Un défi un peu plus grand est celui du taraudage nocturne : « Demain, je dois faire ceci, j’aurais dû faire cela, pourquoi n’ai-je pas mieux fait ceci, etc. « . Kruit en Leijten recommande de ne pas chercher à se débarrasser de ces pensées ni de les transformer en pensées positives. Acceptez vos pensées et décidez ensuite si vous en faites quelque chose ou pas. Cette attitude d’ouverture et de curiosité est exactement ce que fait la pleine conscience et qui peut se révéler particulièrement instructif.

Sur quoi repose cette théorie ?

La méthode décrite par les coachs est basée sur les résultats de la thérapie d’acceptation et d’engagement (ACT), une forme moderne de thérapie comportementale qui s’est avérée efficace pour traiter diverses formes de problèmes psychologiques, tels que l’anxiété, la dépression, la toxicomanie et la douleur chronique. Selon eux, elle s’applique particulièrement bien au traitement de l’insomnie. Dans une thérapie par ACT, il est essentiel que vous cessiez de lutter contre des phénomènes sur lesquels vous n’avez aucune influence. C’est souvent cette lutte qui est la cause d’une aggravation des symptômes. De plus, cette résistance vous coûte tellement d’énergie qu’elle ne laisse plus de place pour les choses que vous aimez faire.

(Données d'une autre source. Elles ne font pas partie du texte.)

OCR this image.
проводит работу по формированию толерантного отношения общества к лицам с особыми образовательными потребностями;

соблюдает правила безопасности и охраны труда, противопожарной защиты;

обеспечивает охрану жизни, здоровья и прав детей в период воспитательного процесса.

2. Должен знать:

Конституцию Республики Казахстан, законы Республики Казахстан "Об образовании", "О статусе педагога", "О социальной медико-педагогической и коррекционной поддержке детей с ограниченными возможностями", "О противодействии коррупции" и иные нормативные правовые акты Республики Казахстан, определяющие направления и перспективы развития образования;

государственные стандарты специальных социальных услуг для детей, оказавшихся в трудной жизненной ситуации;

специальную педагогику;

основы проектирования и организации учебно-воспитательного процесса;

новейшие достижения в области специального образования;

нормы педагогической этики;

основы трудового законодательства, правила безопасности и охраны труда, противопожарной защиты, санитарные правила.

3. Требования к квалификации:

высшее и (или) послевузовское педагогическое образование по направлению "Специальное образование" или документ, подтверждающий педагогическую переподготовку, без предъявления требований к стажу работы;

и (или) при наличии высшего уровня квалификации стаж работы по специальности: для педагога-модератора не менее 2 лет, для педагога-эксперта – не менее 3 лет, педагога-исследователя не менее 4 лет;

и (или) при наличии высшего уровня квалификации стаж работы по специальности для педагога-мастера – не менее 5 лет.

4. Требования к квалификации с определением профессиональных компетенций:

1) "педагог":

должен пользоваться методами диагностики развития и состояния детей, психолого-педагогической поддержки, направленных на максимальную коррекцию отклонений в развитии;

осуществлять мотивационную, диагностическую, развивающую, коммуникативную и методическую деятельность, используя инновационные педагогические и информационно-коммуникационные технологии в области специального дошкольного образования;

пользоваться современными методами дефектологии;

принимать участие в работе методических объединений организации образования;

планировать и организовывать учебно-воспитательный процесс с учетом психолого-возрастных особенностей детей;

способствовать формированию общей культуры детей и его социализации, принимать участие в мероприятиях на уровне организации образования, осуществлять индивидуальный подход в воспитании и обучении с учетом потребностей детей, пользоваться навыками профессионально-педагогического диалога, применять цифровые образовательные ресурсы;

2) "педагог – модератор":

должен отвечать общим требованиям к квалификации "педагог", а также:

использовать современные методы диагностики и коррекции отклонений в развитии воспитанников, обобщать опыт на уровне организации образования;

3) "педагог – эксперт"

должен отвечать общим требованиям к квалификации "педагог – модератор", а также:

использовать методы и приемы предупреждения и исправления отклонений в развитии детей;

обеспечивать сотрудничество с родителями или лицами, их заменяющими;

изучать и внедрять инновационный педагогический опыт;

Kruit en Leijten admettent que leur méthode n’a pas un effet immédiat. Mais c’est justement en n’en faisant pas un élément central de sa vie que l’on a un rapport plus détendu avec le sommeil et que l’on s’endort plus facilement. Cela vous permet aussi de vous concentrer davantage sur la vie. Bref, de dormir pour vivre plutôt que de vivre pour dormir.

Quelques faits sur le sommeil

Il est normal de se réveiller la nuit

Nous nous réveillons tous la nuit, consciemment ou inconsciemment. C’est la réaction à ce réveil qui est différente pour chaque individu. L’un se retourne et se rendort, l’autre s’inquiète directement du fait qu’il ne pourra plus se rendormir. Votre réaction au réveil est déterminée par des caractéristiques personnelles, mais aussi la quantité de cortisol, hormone du stress.

Certains rituels du sommeil encouragent les insomnies sur le long terme

Malheureusement, lorsqu’il s’agit de dormir, de nombreuses mesures qui semblent dans un premier temps atténuer le problème viendront ensuite l’amplifier. Lorsqu’un nouveau remède semble fonctionner, on s’y attache. Vous avez l’espoir que cette mesure est la solution miracle. Or cela déplace inconsciemment la confiance vers une mesure ou une habitude qui vous est extérieure. Plus vous développez de rituels de ce genre, moins vous croirez que vous pouvez vous endormir de vous-même. Et plus vous devenez dépendant de vos rituels.

Vous dormez souvent plus que vous ne le pensez

Parfois, vous avez l’impression de ne pas avoir fermé les yeux de la nuit, mais saviez-vous que pendant le sommeil léger, qui représente cinquante pour cent du sommeil total, vous pouvez entendre, penser et sentir ? C’est pour ça qu’on a l’impression d’être resté réveillé. Certaines personnes pensent qu’elles sont éveillées toute la nuit, mais en réalité, elles ne se sont réveillées que plusieurs fois tout en restant plongées dans un sommeil léger.

Pas toujours un problème de mélatonine

Un problème de sommeil n’est généralement pas causé par une carence en mélatonine. Vous pouvez même aggraver vos problèmes de sommeil en avalant des comprimés de mélatonine. Évitez-les ou alors n’utilisez-les qu’en cas d’urgence.